The article focused how little help they get from the city. $23K for eight children and themselves, their shelter has perverts roaming the halls and bathroom, the facilities are barely maintained and filled with vermin — Dasani herself had to fix the plumbing in the room — and the child welfare workers are not sympathetic to the pressures of the situation. I can't imagine foster care doing them any good.
But as I read about Dasani, I could totally see her growing up and never leaving her condition. At the moment she's ten and sees the world with a child's clarity and determination: She won't do drugs, she won't have kids too early. I'm just imagining her entering high school and that all changing. Her mother for one is a bad influence. She is a pugnacious individual and encourages Dasani to do the same to the point that Dasani is suspended from school for fighting after multiple warnings. Education is the best way out of a bad situation, and her mother is not helping in that aspect.

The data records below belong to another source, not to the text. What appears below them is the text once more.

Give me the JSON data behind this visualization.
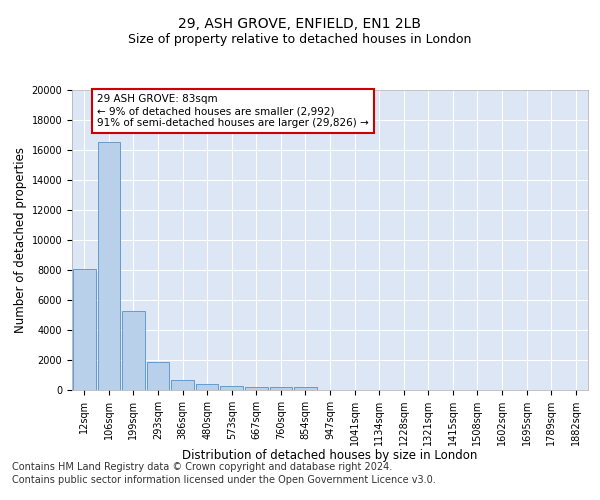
{
  "title": "29, ASH GROVE, ENFIELD, EN1 2LB",
  "subtitle": "Size of property relative to detached houses in London",
  "xlabel": "Distribution of detached houses by size in London",
  "ylabel": "Number of detached properties",
  "categories": [
    "12sqm",
    "106sqm",
    "199sqm",
    "293sqm",
    "386sqm",
    "480sqm",
    "573sqm",
    "667sqm",
    "760sqm",
    "854sqm",
    "947sqm",
    "1041sqm",
    "1134sqm",
    "1228sqm",
    "1321sqm",
    "1415sqm",
    "1508sqm",
    "1602sqm",
    "1695sqm",
    "1789sqm",
    "1882sqm"
  ],
  "bar_heights": [
    8100,
    16500,
    5300,
    1850,
    700,
    380,
    270,
    220,
    200,
    170,
    0,
    0,
    0,
    0,
    0,
    0,
    0,
    0,
    0,
    0,
    0
  ],
  "bar_color": "#b8d0ea",
  "bar_edge_color": "#5590c8",
  "annotation_text": "29 ASH GROVE: 83sqm\n← 9% of detached houses are smaller (2,992)\n91% of semi-detached houses are larger (29,826) →",
  "annotation_box_color": "#ffffff",
  "annotation_box_edge": "#cc0000",
  "ylim": [
    0,
    20000
  ],
  "yticks": [
    0,
    2000,
    4000,
    6000,
    8000,
    10000,
    12000,
    14000,
    16000,
    18000,
    20000
  ],
  "background_color": "#dce6f5",
  "footer_line1": "Contains HM Land Registry data © Crown copyright and database right 2024.",
  "footer_line2": "Contains public sector information licensed under the Open Government Licence v3.0.",
  "title_fontsize": 10,
  "subtitle_fontsize": 9,
  "axis_label_fontsize": 8.5,
  "tick_fontsize": 7,
  "footer_fontsize": 7,
  "annot_fontsize": 7.5
}
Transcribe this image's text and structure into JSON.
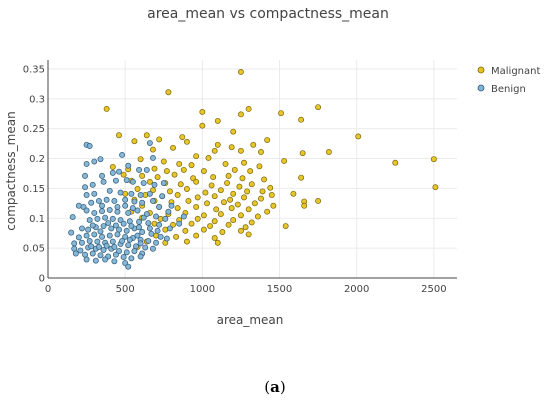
{
  "caption": {
    "open": "(",
    "letter": "a",
    "close": ")"
  },
  "chart_data": {
    "type": "scatter",
    "title": "area_mean vs compactness_mean",
    "xlabel": "area_mean",
    "ylabel": "compactness_mean",
    "xlim": [
      0,
      2650
    ],
    "ylim": [
      0,
      0.365
    ],
    "x_ticks": [
      0,
      500,
      1000,
      1500,
      2000,
      2500
    ],
    "x_tick_labels": [
      "0",
      "500",
      "1000",
      "1500",
      "2000",
      "2500"
    ],
    "y_ticks": [
      0,
      0.05,
      0.1,
      0.15,
      0.2,
      0.25,
      0.3,
      0.35
    ],
    "y_tick_labels": [
      "0",
      "0.05",
      "0.1",
      "0.15",
      "0.2",
      "0.25",
      "0.3",
      "0.35"
    ],
    "grid": true,
    "legend_position": "top-right",
    "series": [
      {
        "name": "Malignant",
        "color": "#e6c31e",
        "edge": "#7a6508",
        "points": [
          [
            1250,
            0.345
          ],
          [
            780,
            0.311
          ],
          [
            380,
            0.283
          ],
          [
            1750,
            0.286
          ],
          [
            1000,
            0.278
          ],
          [
            1300,
            0.283
          ],
          [
            1250,
            0.274
          ],
          [
            1510,
            0.276
          ],
          [
            1100,
            0.263
          ],
          [
            1640,
            0.265
          ],
          [
            1200,
            0.245
          ],
          [
            460,
            0.239
          ],
          [
            870,
            0.236
          ],
          [
            1000,
            0.255
          ],
          [
            2010,
            0.237
          ],
          [
            640,
            0.239
          ],
          [
            720,
            0.232
          ],
          [
            900,
            0.228
          ],
          [
            1330,
            0.223
          ],
          [
            1420,
            0.231
          ],
          [
            1100,
            0.223
          ],
          [
            560,
            0.229
          ],
          [
            680,
            0.215
          ],
          [
            810,
            0.218
          ],
          [
            1080,
            0.213
          ],
          [
            1190,
            0.219
          ],
          [
            1250,
            0.213
          ],
          [
            1380,
            0.211
          ],
          [
            1650,
            0.209
          ],
          [
            1820,
            0.211
          ],
          [
            960,
            0.204
          ],
          [
            1040,
            0.201
          ],
          [
            1530,
            0.196
          ],
          [
            2500,
            0.199
          ],
          [
            2250,
            0.193
          ],
          [
            600,
            0.199
          ],
          [
            750,
            0.195
          ],
          [
            850,
            0.191
          ],
          [
            930,
            0.189
          ],
          [
            1150,
            0.191
          ],
          [
            1270,
            0.193
          ],
          [
            1370,
            0.187
          ],
          [
            420,
            0.186
          ],
          [
            520,
            0.182
          ],
          [
            690,
            0.183
          ],
          [
            770,
            0.179
          ],
          [
            880,
            0.181
          ],
          [
            1010,
            0.179
          ],
          [
            1210,
            0.181
          ],
          [
            1310,
            0.179
          ],
          [
            1640,
            0.168
          ],
          [
            490,
            0.173
          ],
          [
            610,
            0.171
          ],
          [
            710,
            0.169
          ],
          [
            820,
            0.173
          ],
          [
            940,
            0.167
          ],
          [
            1070,
            0.169
          ],
          [
            1170,
            0.171
          ],
          [
            1260,
            0.167
          ],
          [
            1400,
            0.165
          ],
          [
            2510,
            0.152
          ],
          [
            540,
            0.163
          ],
          [
            660,
            0.161
          ],
          [
            760,
            0.159
          ],
          [
            860,
            0.157
          ],
          [
            960,
            0.161
          ],
          [
            1060,
            0.155
          ],
          [
            1160,
            0.159
          ],
          [
            1240,
            0.153
          ],
          [
            1320,
            0.157
          ],
          [
            1440,
            0.151
          ],
          [
            1390,
            0.145
          ],
          [
            580,
            0.149
          ],
          [
            680,
            0.147
          ],
          [
            790,
            0.145
          ],
          [
            900,
            0.149
          ],
          [
            1020,
            0.143
          ],
          [
            1120,
            0.147
          ],
          [
            1200,
            0.141
          ],
          [
            1290,
            0.145
          ],
          [
            1450,
            0.139
          ],
          [
            1590,
            0.141
          ],
          [
            500,
            0.141
          ],
          [
            630,
            0.139
          ],
          [
            740,
            0.137
          ],
          [
            840,
            0.139
          ],
          [
            970,
            0.135
          ],
          [
            1080,
            0.137
          ],
          [
            1180,
            0.131
          ],
          [
            1270,
            0.135
          ],
          [
            1380,
            0.133
          ],
          [
            1660,
            0.128
          ],
          [
            1750,
            0.129
          ],
          [
            560,
            0.131
          ],
          [
            690,
            0.129
          ],
          [
            800,
            0.127
          ],
          [
            910,
            0.129
          ],
          [
            1030,
            0.125
          ],
          [
            1140,
            0.127
          ],
          [
            1230,
            0.123
          ],
          [
            1340,
            0.125
          ],
          [
            1660,
            0.121
          ],
          [
            1460,
            0.121
          ],
          [
            610,
            0.121
          ],
          [
            720,
            0.119
          ],
          [
            840,
            0.117
          ],
          [
            960,
            0.119
          ],
          [
            1090,
            0.115
          ],
          [
            1190,
            0.117
          ],
          [
            1300,
            0.115
          ],
          [
            1420,
            0.111
          ],
          [
            540,
            0.111
          ],
          [
            660,
            0.109
          ],
          [
            780,
            0.107
          ],
          [
            890,
            0.109
          ],
          [
            1010,
            0.105
          ],
          [
            1120,
            0.107
          ],
          [
            1250,
            0.105
          ],
          [
            1360,
            0.103
          ],
          [
            610,
            0.101
          ],
          [
            730,
            0.099
          ],
          [
            850,
            0.097
          ],
          [
            970,
            0.099
          ],
          [
            1080,
            0.095
          ],
          [
            1200,
            0.097
          ],
          [
            1320,
            0.093
          ],
          [
            690,
            0.091
          ],
          [
            810,
            0.089
          ],
          [
            930,
            0.091
          ],
          [
            1050,
            0.087
          ],
          [
            1170,
            0.089
          ],
          [
            1280,
            0.085
          ],
          [
            1540,
            0.087
          ],
          [
            760,
            0.081
          ],
          [
            890,
            0.079
          ],
          [
            1010,
            0.081
          ],
          [
            1130,
            0.077
          ],
          [
            1250,
            0.079
          ],
          [
            700,
            0.071
          ],
          [
            830,
            0.069
          ],
          [
            960,
            0.071
          ],
          [
            1080,
            0.067
          ],
          [
            1300,
            0.073
          ],
          [
            900,
            0.061
          ],
          [
            1100,
            0.059
          ],
          [
            640,
            0.061
          ],
          [
            760,
            0.059
          ],
          [
            580,
            0.052
          ]
        ]
      },
      {
        "name": "Benign",
        "color": "#7fb3d5",
        "edge": "#2f5a78",
        "points": [
          [
            250,
            0.223
          ],
          [
            270,
            0.221
          ],
          [
            660,
            0.226
          ],
          [
            250,
            0.191
          ],
          [
            300,
            0.195
          ],
          [
            340,
            0.199
          ],
          [
            480,
            0.206
          ],
          [
            520,
            0.188
          ],
          [
            680,
            0.201
          ],
          [
            240,
            0.171
          ],
          [
            350,
            0.171
          ],
          [
            420,
            0.176
          ],
          [
            460,
            0.178
          ],
          [
            590,
            0.181
          ],
          [
            640,
            0.181
          ],
          [
            240,
            0.152
          ],
          [
            290,
            0.156
          ],
          [
            360,
            0.161
          ],
          [
            440,
            0.163
          ],
          [
            510,
            0.164
          ],
          [
            550,
            0.161
          ],
          [
            620,
            0.159
          ],
          [
            690,
            0.156
          ],
          [
            750,
            0.159
          ],
          [
            250,
            0.139
          ],
          [
            300,
            0.141
          ],
          [
            400,
            0.146
          ],
          [
            470,
            0.143
          ],
          [
            540,
            0.141
          ],
          [
            600,
            0.139
          ],
          [
            660,
            0.141
          ],
          [
            740,
            0.137
          ],
          [
            200,
            0.121
          ],
          [
            230,
            0.119
          ],
          [
            280,
            0.126
          ],
          [
            330,
            0.129
          ],
          [
            380,
            0.131
          ],
          [
            430,
            0.129
          ],
          [
            500,
            0.131
          ],
          [
            560,
            0.128
          ],
          [
            610,
            0.126
          ],
          [
            680,
            0.129
          ],
          [
            720,
            0.119
          ],
          [
            800,
            0.121
          ],
          [
            880,
            0.103
          ],
          [
            780,
            0.111
          ],
          [
            250,
            0.113
          ],
          [
            160,
            0.102
          ],
          [
            300,
            0.109
          ],
          [
            350,
            0.112
          ],
          [
            400,
            0.114
          ],
          [
            450,
            0.111
          ],
          [
            520,
            0.109
          ],
          [
            580,
            0.113
          ],
          [
            640,
            0.107
          ],
          [
            700,
            0.103
          ],
          [
            760,
            0.099
          ],
          [
            270,
            0.097
          ],
          [
            320,
            0.099
          ],
          [
            370,
            0.101
          ],
          [
            420,
            0.099
          ],
          [
            470,
            0.097
          ],
          [
            530,
            0.095
          ],
          [
            590,
            0.094
          ],
          [
            650,
            0.092
          ],
          [
            720,
            0.089
          ],
          [
            790,
            0.083
          ],
          [
            850,
            0.091
          ],
          [
            150,
            0.076
          ],
          [
            220,
            0.083
          ],
          [
            260,
            0.081
          ],
          [
            310,
            0.085
          ],
          [
            360,
            0.087
          ],
          [
            410,
            0.083
          ],
          [
            460,
            0.081
          ],
          [
            510,
            0.079
          ],
          [
            560,
            0.083
          ],
          [
            610,
            0.077
          ],
          [
            670,
            0.074
          ],
          [
            730,
            0.069
          ],
          [
            770,
            0.066
          ],
          [
            200,
            0.068
          ],
          [
            250,
            0.071
          ],
          [
            300,
            0.073
          ],
          [
            350,
            0.069
          ],
          [
            400,
            0.071
          ],
          [
            450,
            0.073
          ],
          [
            500,
            0.069
          ],
          [
            550,
            0.067
          ],
          [
            600,
            0.064
          ],
          [
            650,
            0.062
          ],
          [
            700,
            0.059
          ],
          [
            170,
            0.058
          ],
          [
            220,
            0.059
          ],
          [
            270,
            0.062
          ],
          [
            320,
            0.061
          ],
          [
            370,
            0.059
          ],
          [
            420,
            0.061
          ],
          [
            470,
            0.057
          ],
          [
            520,
            0.055
          ],
          [
            570,
            0.053
          ],
          [
            630,
            0.051
          ],
          [
            680,
            0.049
          ],
          [
            170,
            0.049
          ],
          [
            210,
            0.046
          ],
          [
            260,
            0.051
          ],
          [
            310,
            0.049
          ],
          [
            360,
            0.047
          ],
          [
            410,
            0.049
          ],
          [
            460,
            0.045
          ],
          [
            510,
            0.043
          ],
          [
            560,
            0.045
          ],
          [
            610,
            0.041
          ],
          [
            180,
            0.041
          ],
          [
            240,
            0.039
          ],
          [
            290,
            0.041
          ],
          [
            340,
            0.038
          ],
          [
            390,
            0.036
          ],
          [
            440,
            0.039
          ],
          [
            490,
            0.035
          ],
          [
            540,
            0.033
          ],
          [
            600,
            0.036
          ],
          [
            250,
            0.031
          ],
          [
            310,
            0.029
          ],
          [
            370,
            0.031
          ],
          [
            430,
            0.028
          ],
          [
            500,
            0.025
          ],
          [
            520,
            0.019
          ],
          [
            290,
            0.088
          ],
          [
            340,
            0.078
          ],
          [
            390,
            0.092
          ],
          [
            440,
            0.088
          ],
          [
            490,
            0.091
          ],
          [
            540,
            0.087
          ],
          [
            590,
            0.085
          ],
          [
            330,
            0.052
          ],
          [
            380,
            0.054
          ],
          [
            430,
            0.052
          ],
          [
            480,
            0.062
          ],
          [
            530,
            0.064
          ],
          [
            580,
            0.071
          ],
          [
            280,
            0.053
          ],
          [
            450,
            0.119
          ],
          [
            500,
            0.121
          ],
          [
            550,
            0.117
          ],
          [
            350,
            0.121
          ],
          [
            620,
            0.101
          ],
          [
            660,
            0.083
          ],
          [
            710,
            0.079
          ],
          [
            600,
            0.058
          ]
        ]
      }
    ]
  }
}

Actually the mother is trying to get Dasani to be noticed and perhaps go on television or enter a sports team. While that's a noble dream, I feel she's entering the same trap lots of other people from impoverished communities enter as well. Although you will get a lot of money if you succeed, the competition is tough and your chances aren't that good. Unlike other people, you have no safety net to fall back on if this doesn't work out. It's better to focus on a more dependable and probably less lucrative path for now to create that safety net in the middle class so your children have a chance.

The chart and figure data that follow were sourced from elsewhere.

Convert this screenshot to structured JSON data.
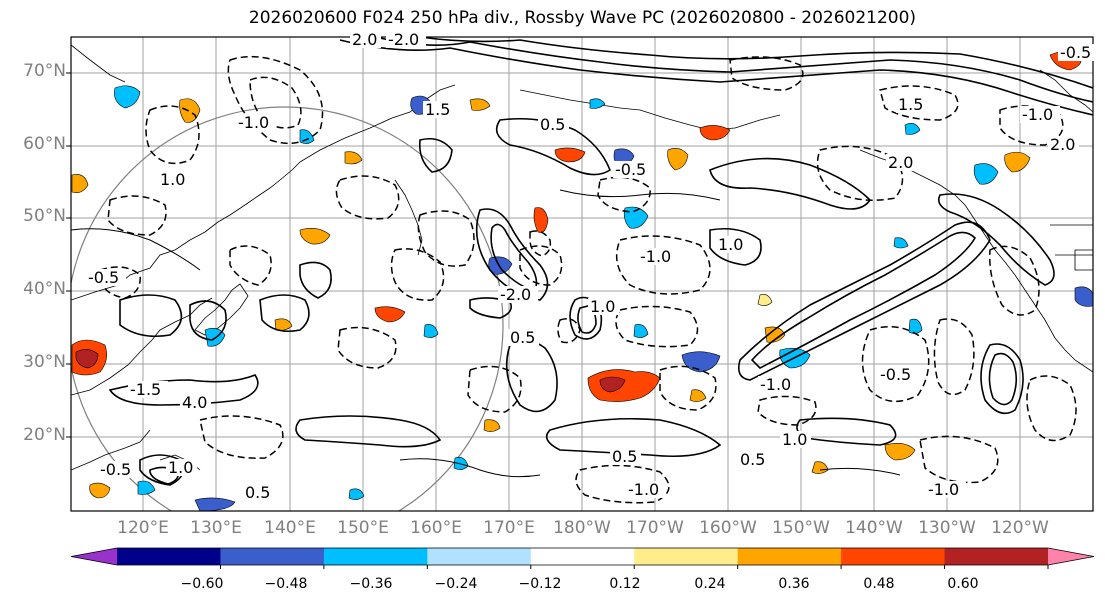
{
  "title": "2026020600 F024 250 hPa div., Rossby Wave PC (2026020800 - 2026021200)",
  "map": {
    "lat_ticks": [
      "70°N",
      "60°N",
      "50°N",
      "40°N",
      "30°N",
      "20°N"
    ],
    "lon_ticks": [
      "120°E",
      "130°E",
      "140°E",
      "150°E",
      "160°E",
      "170°E",
      "180°W",
      "170°W",
      "160°W",
      "150°W",
      "140°W",
      "130°W",
      "120°W"
    ],
    "contour_labels": [
      "-0.5",
      "1.0",
      "-1.0",
      "2.0",
      "-2.0",
      "1.5",
      "-1.5",
      "4.0",
      "0.5",
      "-0.5",
      "1.0",
      "-1.0",
      "-0.5",
      "2.0",
      "0.5",
      "-1.0",
      "1.0",
      "-0.5",
      "0.5",
      "-1.0",
      "1.5",
      "-1.0",
      "2.0",
      "-0.5",
      "1.0",
      "0.5",
      "-2.0",
      "0.5",
      "1.0",
      "-1.0"
    ],
    "colors": {
      "coast": "#000000",
      "grid": "#a0a0a0",
      "tick_label": "#808080"
    }
  },
  "colorbar": {
    "ticks": [
      "−0.60",
      "−0.48",
      "−0.36",
      "−0.24",
      "−0.12",
      "0.12",
      "0.24",
      "0.36",
      "0.48",
      "0.60"
    ],
    "colors": [
      "#9932cc",
      "#00008b",
      "#3a5fcd",
      "#00bfff",
      "#b0e2ff",
      "#ffffff",
      "#ffec8b",
      "#ffa500",
      "#ff4500",
      "#b22222",
      "#ff82ab"
    ]
  }
}
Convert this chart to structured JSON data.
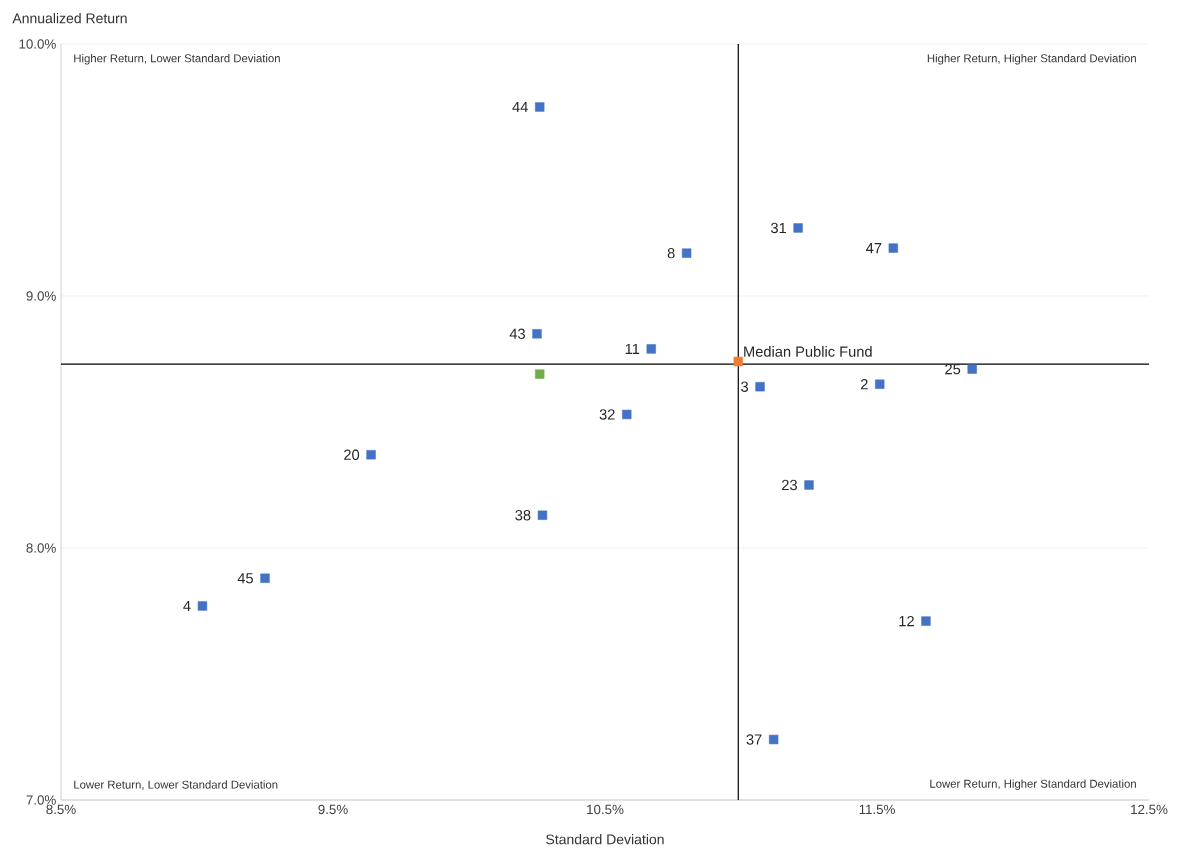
{
  "chart_data": {
    "type": "scatter",
    "xlabel": "Standard Deviation",
    "ylabel": "Annualized Return",
    "xlim": [
      8.5,
      12.5
    ],
    "ylim": [
      7.0,
      10.0
    ],
    "xticks": [
      {
        "value": 8.5,
        "label": "8.5%"
      },
      {
        "value": 9.5,
        "label": "9.5%"
      },
      {
        "value": 10.5,
        "label": "10.5%"
      },
      {
        "value": 11.5,
        "label": "11.5%"
      },
      {
        "value": 12.5,
        "label": "12.5%"
      }
    ],
    "yticks": [
      {
        "value": 7.0,
        "label": "7.0%"
      },
      {
        "value": 8.0,
        "label": "8.0%"
      },
      {
        "value": 9.0,
        "label": "9.0%"
      },
      {
        "value": 10.0,
        "label": "10.0%"
      }
    ],
    "grid": "y",
    "marker": "square",
    "series": [
      {
        "color": "#4472c4",
        "x": [
          10.26,
          11.21,
          11.56,
          10.8,
          10.25,
          10.67,
          11.07,
          11.51,
          11.85,
          10.58,
          9.64,
          11.25,
          10.27,
          9.25,
          9.02,
          11.68,
          11.12
        ],
        "values": [
          9.75,
          9.27,
          9.19,
          9.17,
          8.85,
          8.79,
          8.64,
          8.65,
          8.71,
          8.53,
          8.37,
          8.25,
          8.13,
          7.88,
          7.77,
          7.71,
          7.24
        ]
      },
      {
        "name": "Median Public Fund",
        "color": "#ed7d31",
        "x": [
          10.99
        ],
        "values": [
          8.74
        ]
      },
      {
        "color": "#70ad47",
        "x": [
          10.26
        ],
        "values": [
          8.69
        ]
      }
    ],
    "ref_lines": [
      {
        "axis": "x",
        "value": 10.99,
        "color": "#000000"
      },
      {
        "axis": "y",
        "value": 8.73,
        "color": "#000000"
      }
    ],
    "annotations": [
      "Higher Return, Lower Standard Deviation",
      "Higher Return, Higher Standard Deviation",
      "Lower Return, Lower Standard Deviation",
      "Lower Return, Higher Standard Deviation",
      {
        "text": "44",
        "x": 10.26,
        "y": 9.75
      },
      {
        "text": "31",
        "x": 11.21,
        "y": 9.27
      },
      {
        "text": "47",
        "x": 11.56,
        "y": 9.19
      },
      {
        "text": "8",
        "x": 10.8,
        "y": 9.17
      },
      {
        "text": "43",
        "x": 10.25,
        "y": 8.85
      },
      {
        "text": "11",
        "x": 10.67,
        "y": 8.79
      },
      {
        "text": "3",
        "x": 11.07,
        "y": 8.64
      },
      {
        "text": "2",
        "x": 11.51,
        "y": 8.65
      },
      {
        "text": "25",
        "x": 11.85,
        "y": 8.71
      },
      {
        "text": "32",
        "x": 10.58,
        "y": 8.53
      },
      {
        "text": "20",
        "x": 9.64,
        "y": 8.37
      },
      {
        "text": "23",
        "x": 11.25,
        "y": 8.25
      },
      {
        "text": "38",
        "x": 10.27,
        "y": 8.13
      },
      {
        "text": "45",
        "x": 9.25,
        "y": 7.88
      },
      {
        "text": "4",
        "x": 9.02,
        "y": 7.77
      },
      {
        "text": "12",
        "x": 11.68,
        "y": 7.71
      },
      {
        "text": "37",
        "x": 11.12,
        "y": 7.24
      }
    ]
  }
}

At the same time I can see what the article is getting at: The parents definitely mismanage money, they don't deserve what they're getting, but okay. Let's take away from them. What about the innocent children then? Yeah, there's too many of them, but I don't feel comfortable saying, "Yeah, you little shit, you've been riding the gravy train for too long." By punishing the parents, you're inadvertently punishing the kids. Some people sneer and say the children will become just like their parents, which I said above can possibly happen, but at the same time it possibly can't. You don't know what potentiality is. There are plenty of people who came from poor situations and succeeded beyond their wildest dreams; isn't that was the American dream is about?
Then there are people who say taking away welfare programs will encourage the parents to work (the father seems useless in this aspect) and have less children. Possibly, but simultaneously let's look at the late 1800s before the welfare programs were in place. Plenty of people were alcoholics who didn't work, and plenty of people still had children, it's just those kids starved and died. I don't think anyone would be comfortable with that situation in modern-day United States.

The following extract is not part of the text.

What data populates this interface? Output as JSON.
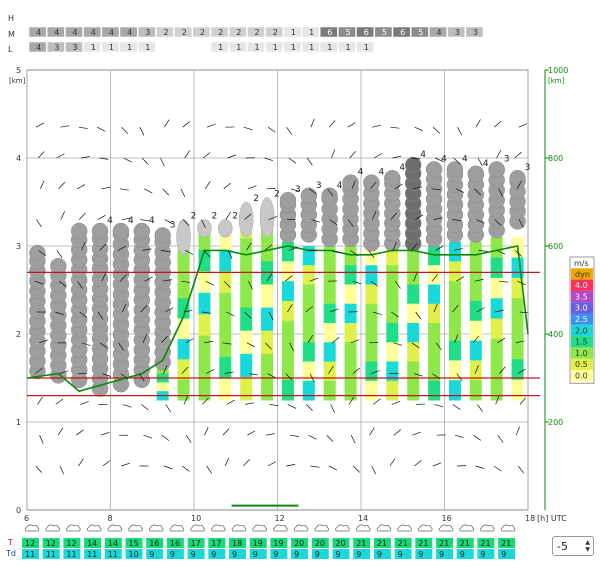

When I came out of The Times series, I wasn't really able to offer any answers. Again, the parents are pretty much completely at fault for what's happening. This is not a case of the system fucking them over. They did it to themselves. But the kids didn't do it, and you want to remove them from that lifestyle quickly so they don't become their parents. It's causing conflicting emotions; I don't want to reward bad behavior but I still feel there's a societal duty to poor children. Thank god I'm not a politician because I'd be paralyzed.